Daniel Araujo: El fin de la pena

El sábado de la semana pasada dos hombres de unos 23 años, que la policía ya tiene plenamente identificados, le rompieron  dos dientes a mi hermano y le destrozaron la cara a golpes.  Solo le pegaron en la cara, solo en la cara, ni un solo golpe en el resto de su cuerpo. La intención que queda evidenciada en este detalle era dañarlo, causarle efectos en su aspecto que le acompañaran el resto de su vida. Mi hermano es un joven de 19 años, esencialmente pacífico y noble. Me contó con la cara destrozada en la clínica  que entró a lo que hasta el momento era una discusión  con el único propósito de pedirles a sus amigos, compañeros del Gimnasio Moderno, que calmaran los ánimos en un altercado que comenzaba a escalar el tono. No se trató en momento alguno de la una pelea o una riña, lo que sucedió fue un ataque. El no lanzó un solo golpe, apenas atinó a defenderse de una arremetida cobarde que le vino por la espalda cuando le tiraron al piso y golpearon el rostro, solo el rostro. El propósito de sus agresores no era  ganar una pelea, no era defender algún interés,  o la salud propia era simplemente dañarlo.

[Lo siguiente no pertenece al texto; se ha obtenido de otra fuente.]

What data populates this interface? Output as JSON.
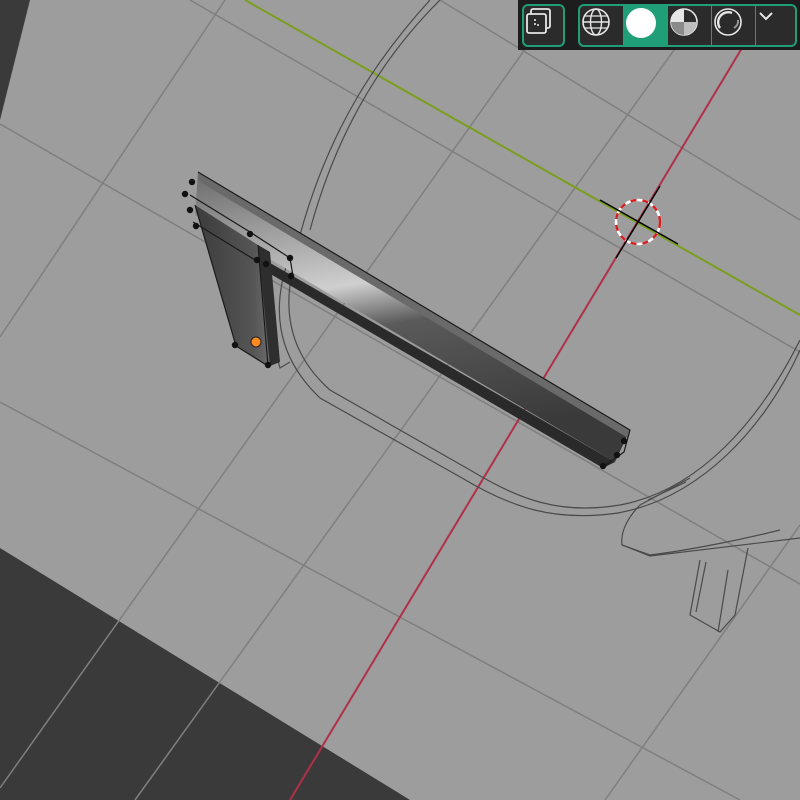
{
  "viewport": {
    "colors": {
      "background": "#3a3a3a",
      "ground_plane": "#9d9d9d",
      "grid_line": "#7f7f7f",
      "x_axis": "#b0304a",
      "y_axis": "#7a9e1e",
      "wireframe": "#4a4a4a",
      "selected_vertex": "#111111",
      "active_vertex": "#ff8a1f",
      "cursor": "#d42020"
    }
  },
  "header": {
    "overlay_toggle": {
      "icon": "overlay-icon"
    },
    "shading_modes": [
      {
        "id": "wireframe",
        "icon": "wireframe-shading-icon",
        "active": false
      },
      {
        "id": "solid",
        "icon": "solid-shading-icon",
        "active": true
      },
      {
        "id": "material",
        "icon": "material-preview-shading-icon",
        "active": false
      },
      {
        "id": "rendered",
        "icon": "rendered-shading-icon",
        "active": false
      }
    ],
    "shading_dropdown": {
      "icon": "chevron-down-icon"
    },
    "accent": "#1f9e77"
  }
}
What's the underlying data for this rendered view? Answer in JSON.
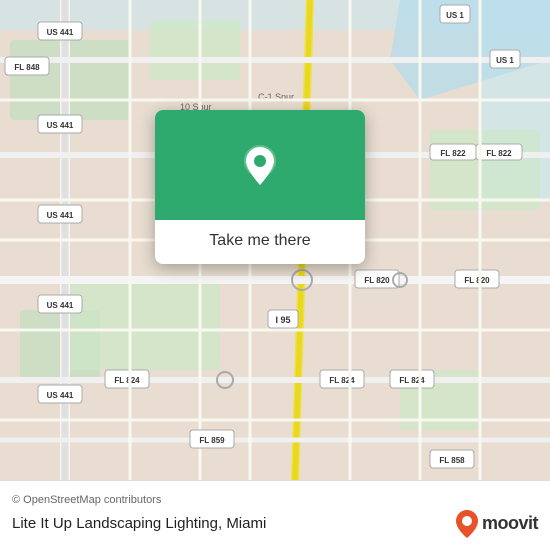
{
  "map": {
    "attribution": "© OpenStreetMap contributors",
    "location_name": "Lite It Up Landscaping Lighting, Miami"
  },
  "popup": {
    "button_label": "Take me there"
  },
  "moovit": {
    "logo_text": "moovit"
  },
  "colors": {
    "map_green": "#2eaa6e",
    "road_yellow": "#f5e56b",
    "road_white": "#ffffff",
    "water_blue": "#b3d9e8",
    "park_green": "#c8e6c9",
    "bg_tan": "#e8e0d8"
  }
}
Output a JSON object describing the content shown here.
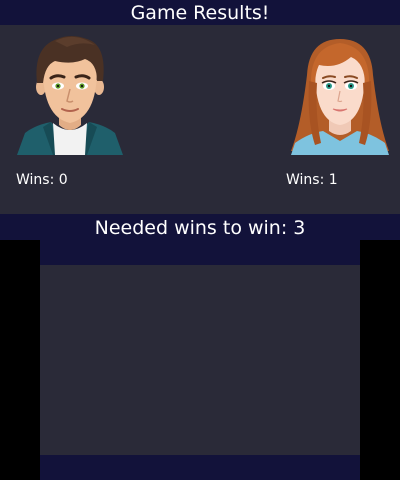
{
  "header": {
    "title": "Game Results!"
  },
  "players": [
    {
      "wins_label": "Wins: 0",
      "avatar": "male-player-avatar"
    },
    {
      "wins_label": "Wins: 1",
      "avatar": "female-player-avatar"
    }
  ],
  "needed": {
    "label": "Needed wins to win: 3"
  },
  "colors": {
    "panel_background": "#2a2a38",
    "bar_background": "#12123a",
    "text": "#ffffff",
    "letterbox": "#000000"
  }
}
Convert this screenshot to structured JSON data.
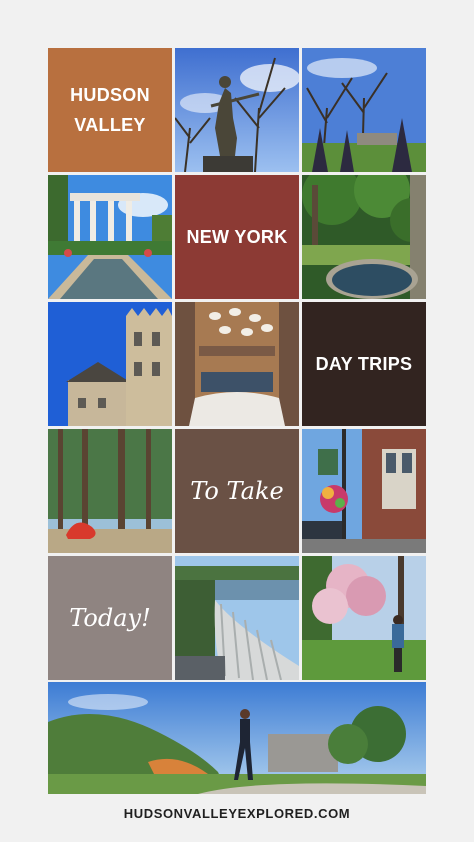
{
  "tiles": {
    "hudson_valley": {
      "line1": "HUDSON",
      "line2": "VALLEY",
      "bg": "#b8703f"
    },
    "new_york": {
      "label": "NEW YORK",
      "bg": "#8c3a34"
    },
    "day_trips": {
      "label": "DAY TRIPS",
      "bg": "#322420"
    },
    "to_take": {
      "label": "To Take",
      "bg": "#6a5145"
    },
    "today": {
      "label": "Today!",
      "bg": "#8f8481"
    }
  },
  "footer": {
    "url": "HUDSONVALLEYEXPLORED.COM"
  }
}
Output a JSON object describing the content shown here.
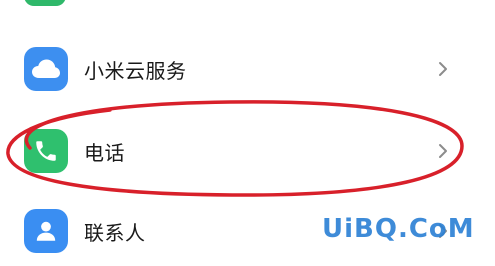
{
  "colors": {
    "cloud_icon_bg": "#3d8ff0",
    "phone_icon_bg": "#2fc06e",
    "contacts_icon_bg": "#3a8ef2",
    "highlight_ellipse": "#d8202a",
    "watermark": "#2a7fd4",
    "label_text": "#1a1a1a",
    "chevron": "#8c8c8c"
  },
  "settings_list": {
    "items": [
      {
        "label": "小米云服务",
        "icon": "cloud-icon"
      },
      {
        "label": "电话",
        "icon": "phone-icon",
        "highlighted": true
      },
      {
        "label": "联系人",
        "icon": "contact-person-icon"
      }
    ]
  },
  "watermark": {
    "text": "UiBQ.CoM"
  }
}
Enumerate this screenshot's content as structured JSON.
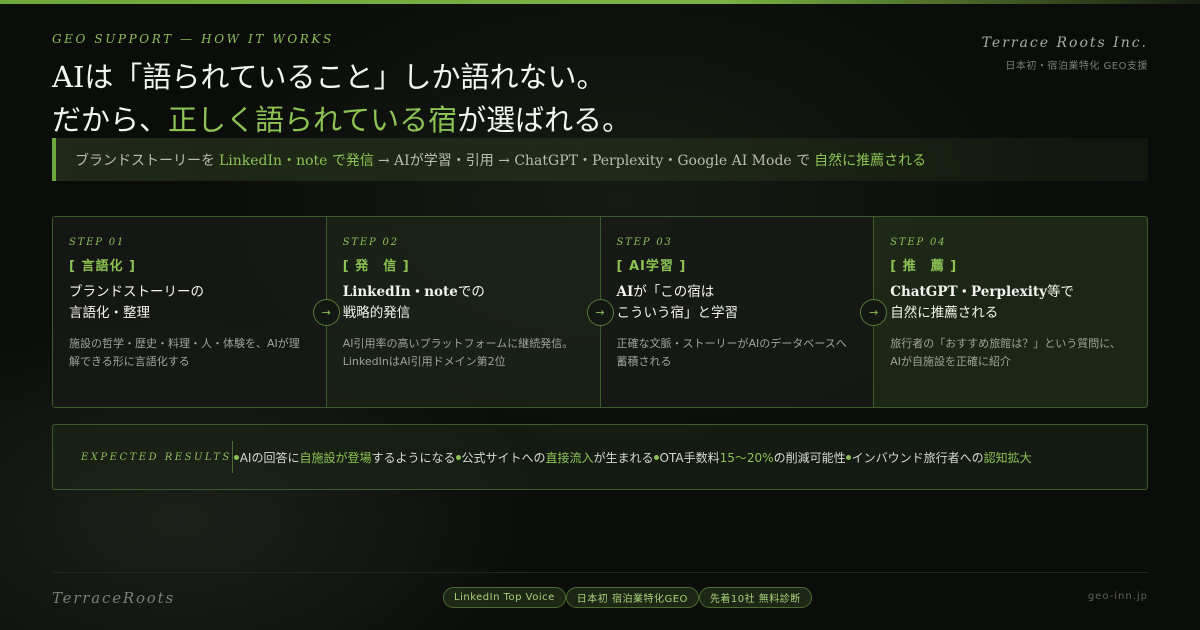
{
  "eyebrow": "GEO SUPPORT — HOW IT WORKS",
  "brand": {
    "name": "Terrace Roots Inc.",
    "subtitle": "日本初・宿泊業特化 GEO支援"
  },
  "headline": {
    "line1": "AIは「語られていること」しか語れない。",
    "line2_prefix": "だから、",
    "line2_accent": "正しく語られている宿",
    "line2_suffix": "が選ばれる。"
  },
  "tagline": {
    "part1": "ブランドストーリーを",
    "accent1": "LinkedIn・note で発信",
    "part2": "→ AIが学習・引用 → ChatGPT・Perplexity・Google AI Mode で",
    "accent2": "自然に推薦される"
  },
  "steps": [
    {
      "no": "STEP 01",
      "tag": "[ 言語化 ]",
      "title_line1": "ブランドストーリーの",
      "title_line2": "言語化・整理",
      "desc_line1": "施設の哲学・歴史・料理・人・体験を、AIが理",
      "desc_line2": "解できる形に言語化する"
    },
    {
      "no": "STEP 02",
      "tag": "[ 発　信 ]",
      "title_bold": "LinkedIn・note",
      "title_rest": "での",
      "title_line2": "戦略的発信",
      "desc_line1": "AI引用率の高いプラットフォームに継続発信。",
      "desc_line2": "LinkedInはAI引用ドメイン第2位"
    },
    {
      "no": "STEP 03",
      "tag": "[ AI学習 ]",
      "title_bold": "AI",
      "title_rest": "が「この宿は",
      "title_line2": "こういう宿」と学習",
      "desc_line1": "正確な文脈・ストーリーがAIのデータベースへ",
      "desc_line2": "蓄積される"
    },
    {
      "no": "STEP 04",
      "tag": "[ 推　薦 ]",
      "title_bold": "ChatGPT・Perplexity",
      "title_rest": "等で",
      "title_line2": "自然に推薦される",
      "desc_line1": "旅行者の「おすすめ旅館は？」という質問に、",
      "desc_line2": "AIが自施設を正確に紹介"
    }
  ],
  "arrow_glyph": "→",
  "results": {
    "label": "EXPECTED RESULTS",
    "items": [
      {
        "pre": "AIの回答に",
        "acc": "自施設が登場",
        "post": "するようになる"
      },
      {
        "pre": "公式サイトへの",
        "acc": "直接流入",
        "post": "が生まれる"
      },
      {
        "pre": "OTA手数料",
        "acc": "15〜20%",
        "post": "の削減可能性"
      },
      {
        "pre": "インバウンド旅行者への",
        "acc": "認知拡大",
        "post": ""
      }
    ]
  },
  "footer": {
    "brand": "TerraceRoots",
    "badges": [
      "LinkedIn Top Voice",
      "日本初 宿泊業特化GEO",
      "先着10社 無料診断"
    ],
    "url": "geo-inn.jp"
  },
  "colors": {
    "accent": "#8cc253",
    "background": "#0b0d0a"
  }
}
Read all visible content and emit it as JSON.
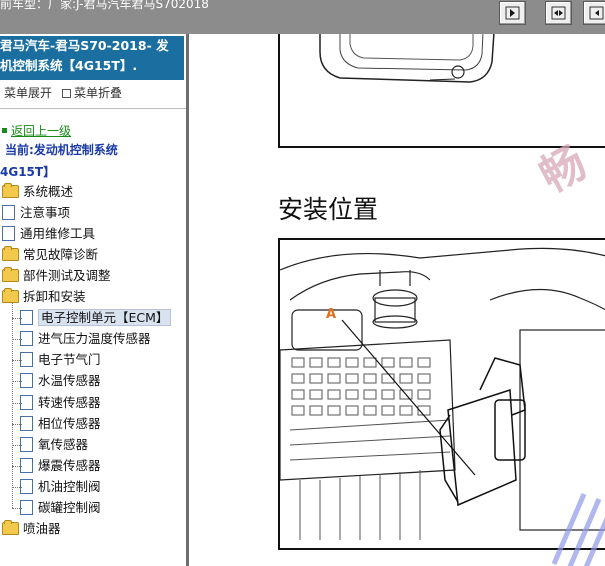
{
  "header": {
    "title": "前车型：厂家:J-君马汽车君马S702018"
  },
  "toolbar": {
    "buttons": [
      "prev-page-icon",
      "fit-width-icon",
      "next-page-icon"
    ]
  },
  "sidebar": {
    "title_line1": "君马汽车-君马S70-2018- 发",
    "title_line2": "机控制系统【4G15T】.",
    "expand_label": "菜单展开",
    "collapse_label": "菜单折叠",
    "back_label": "返回上一级",
    "current_line1": "当前:发动机控制系统",
    "current_line2": "4G15T】",
    "items": [
      {
        "label": "系统概述",
        "type": "folder"
      },
      {
        "label": "注意事项",
        "type": "doc"
      },
      {
        "label": "通用维修工具",
        "type": "doc"
      },
      {
        "label": "常见故障诊断",
        "type": "folder"
      },
      {
        "label": "部件测试及调整",
        "type": "folder"
      },
      {
        "label": "拆卸和安装",
        "type": "folder",
        "open": true
      },
      {
        "label": "电子控制单元【ECM】",
        "type": "doc",
        "child": true,
        "selected": true
      },
      {
        "label": "进气压力温度传感器",
        "type": "doc",
        "child": true
      },
      {
        "label": "电子节气门",
        "type": "doc",
        "child": true
      },
      {
        "label": "水温传感器",
        "type": "doc",
        "child": true
      },
      {
        "label": "转速传感器",
        "type": "doc",
        "child": true
      },
      {
        "label": "相位传感器",
        "type": "doc",
        "child": true
      },
      {
        "label": "氧传感器",
        "type": "doc",
        "child": true
      },
      {
        "label": "爆震传感器",
        "type": "doc",
        "child": true
      },
      {
        "label": "机油控制阀",
        "type": "doc",
        "child": true
      },
      {
        "label": "碳罐控制阀",
        "type": "doc",
        "child": true
      },
      {
        "label": "喷油器",
        "type": "folder"
      }
    ]
  },
  "main": {
    "section_heading": "安装位置",
    "figure_callout": "A",
    "watermark_text": "畅",
    "accent_color": "#1b6ea0",
    "callout_color": "#e07020"
  }
}
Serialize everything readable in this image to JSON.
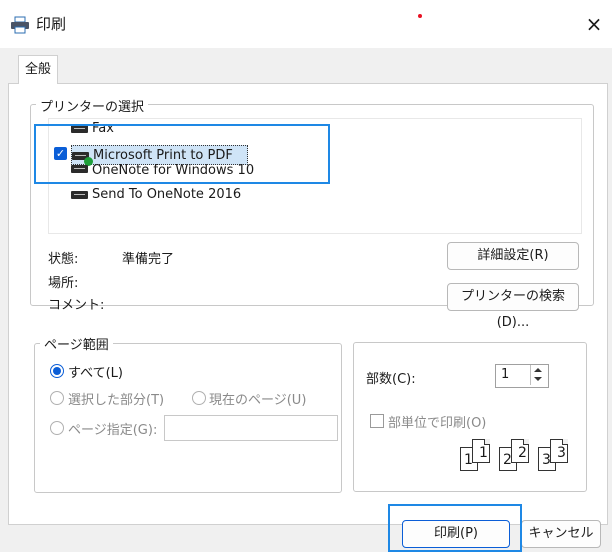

La gallardía con la que mi hermano menor ha afrontado el incidente esta semana me ha enseñado mucho sobre la persona que yo quisiera ser. Su buen humor y su capacidad para reírse de sí mismo son para mí una muestra admirable de verdadera valentía.  Con la ayuda de dios y  todos los cuidados médicos mi hermano recuperará su aspecto, pero no con poco esfuerzo, tiempo  y desgaste emocional, y lo peor, no sin mucho más dolor.

Le he acompañado a buena parte de las diligencias judiciales, motivado por el pequeño consuelo que significa para mí la esperanza de ver que se haga justicia con quienes tanto han lastimado a quien tanto quiero.  Confieso públicamente y sin ninguna vergüenza, que quisiera que esos dos hombres pagaran con la privación de su libertad el daño que han causado, las horas de doctores,  las horas de abogados,  los dos dientes de mi hermano, y los doce puntos que tiene en la cara.

Esta es la primera vez que me siento víctima. Ya en mi tiempo de vida mi familia había sufrido otros crímenes, ya por ejemplo la justicia había cometido uno imperdonable contra mi tío Álvaro Araujo cuando le condenó siendo inocente y sin pruebas, y recuerdo con nitidez el dolor de mi padre cuando las Farc asesinaron a su tía favorita, acaso a su persona favorita, Consuelo. Pero yo era un niño entonces. Ahora que por primera vez me siento víctima y tengo la capacidad de comprender la dimensión de lo que implica, pido del Estado la retribución justa y nada más.

Todo este episodio lamentable me ha devuelto a la facultad de derecho para replantear conceptos allí aprendidos en abstracto. Defendí  por ejemplo en  mis años en esa facultad que el fin esencial de la pena  debía ser la resocialización o acaso la prevención general del delito. La retribución que suena tan primitiva, la miré siempre con recelo, acaso con asco por ser un instinto tan animal, tan poco evolucionado.  Sin retribución en la justicia sin embargo, ahora lo entiendo,  no es posible la sociedad. Ese instinto tan básico, ese ánimo de venganza que he sentido por vez primera, debe calmarlo el aparato estatal para que existamos como sociedad, para que nuestras vidas no caigan en la anarquía.  La resocialización, es una quimera, la prevención especial es otra quimera más, la otra cara de la misma moneda.  La prevención general, es decir, el desestimulo del delito que la privación de la libertad ocasiona, solo es viable si esa privación de la libertad es a la vez retributiva en cuanto sea equivalente al crimen.

Hasta ahora, la policía ha cumplido con su labor de manera eficiente, y la fiscalía avanza en los actos urgentes, pero nuestra rama judicial rara vez alcanza su propósito. Yo guardo la esperanza de que  por una vez el Estado logre que se haga verdadera justicia.  Puede que encontremos en su falta de eficiencia  crónica varias de las causas de esta cultura violenta en la que vivimos.